It has become more evident the recent days that the protesters in Iran are looking at their exiled Crown Prince as the true leader of the nation. Several protesters have pointed to the Crown Prince as the nation’s next leader after the technocratic dictatorship in the future is overthrown.
At the end of December, there were reports that a large crowd outside the mosques of Qom and Mashad demonstrated in favour of the Pahlavi dynasty. The demonstrators were reported to have shouted, “Shah of Iran, return to Iran!” Calling upon Reza Pahlavi, the son of the late Shah, to return.
The day after these protests, the Crown Prince of Iran released a short statement on Twitter, describing Iran as a failed technocratic dictatorship. The Crown Prince wrote: “The failure of theocratic tyranny in Iran: The second highest rate of executions in the world. Millions spent meddling in Syria, Lebanon, Iraq and Yemen. The disappearance of our beloved Lake Urmia & the desertification of many provinces. Record high unemployment”.
“Since mid-2000’s Prince Crown Reza Pahlavi II had requested regime to hold a referendum to see whether people want Islamic rule or not. This is why people want Reza Pahlavi to be their leader and probably their first president,” says Iran-expert and historian Babak Taghvaee to Royal Central.
Taghvaee claims that the dictatorship describes the protesters as terrorists. To Royal Central, Taghvaee said: “Some of the regime medias claim they are ISIL, some claim these people are NCRI/MEK terrorists… But as whom have been in touch with these people and have watched more than 5,000 of their clips, they are secular nationalists.”
Journalist Maziar Bahari who was in Iran wrote on Twitter: “I just had a chat with a retired worker in Iran who spent a few years in prison in the Shah’s time and was very active in the revolution against the Shah in 1979. His son is now a monarchist hoping the Shah’s son can rule Iran and the son protests every day.”
This just shows how the young generation looks at the monarchy and welcomes it. Most of those who demonstrate in favour of the monarchy belong to Iran’s young population.
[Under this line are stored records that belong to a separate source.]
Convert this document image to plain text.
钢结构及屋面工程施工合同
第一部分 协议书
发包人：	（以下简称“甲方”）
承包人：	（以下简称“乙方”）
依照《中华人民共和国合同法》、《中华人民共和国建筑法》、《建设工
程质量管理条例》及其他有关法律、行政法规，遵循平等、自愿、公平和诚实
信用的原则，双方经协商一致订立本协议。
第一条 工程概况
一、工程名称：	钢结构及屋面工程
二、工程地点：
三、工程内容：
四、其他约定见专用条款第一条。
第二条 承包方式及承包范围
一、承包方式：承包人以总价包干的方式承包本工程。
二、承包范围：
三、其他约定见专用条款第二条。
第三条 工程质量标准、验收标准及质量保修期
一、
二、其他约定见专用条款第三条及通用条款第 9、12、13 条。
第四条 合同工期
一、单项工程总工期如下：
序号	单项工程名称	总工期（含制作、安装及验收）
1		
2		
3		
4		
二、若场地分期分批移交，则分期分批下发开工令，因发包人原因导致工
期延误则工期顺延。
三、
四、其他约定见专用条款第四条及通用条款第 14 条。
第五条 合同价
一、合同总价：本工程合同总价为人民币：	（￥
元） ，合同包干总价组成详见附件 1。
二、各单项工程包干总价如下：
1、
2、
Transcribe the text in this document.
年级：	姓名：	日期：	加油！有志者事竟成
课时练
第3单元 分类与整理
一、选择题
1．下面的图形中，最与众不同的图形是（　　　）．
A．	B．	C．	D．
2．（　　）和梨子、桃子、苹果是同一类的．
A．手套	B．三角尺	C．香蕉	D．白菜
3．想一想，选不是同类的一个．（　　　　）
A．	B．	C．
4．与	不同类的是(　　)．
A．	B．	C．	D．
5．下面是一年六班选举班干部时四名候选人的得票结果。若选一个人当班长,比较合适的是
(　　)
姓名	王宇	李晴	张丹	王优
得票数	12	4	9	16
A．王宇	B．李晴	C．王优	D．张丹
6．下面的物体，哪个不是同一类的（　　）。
Pahlavi’s father, Mohammad Reza Shah, took power following a coup in 1953. Under the Crown Prince’s father’s secular and pro-Western rule, Iran experienced a rapid modernisation programme. The current government of Iran came to power following the 1979 Iranian Revolution which saw the Pahlavi dynasty overthrown in favour of a theocratic Islamic state.
Monarchist parties and organisations are strictly prohibited by the government of the Islamic Republic of Iran, and monarchists and their sympathisers are subject to imprisonment if discovered.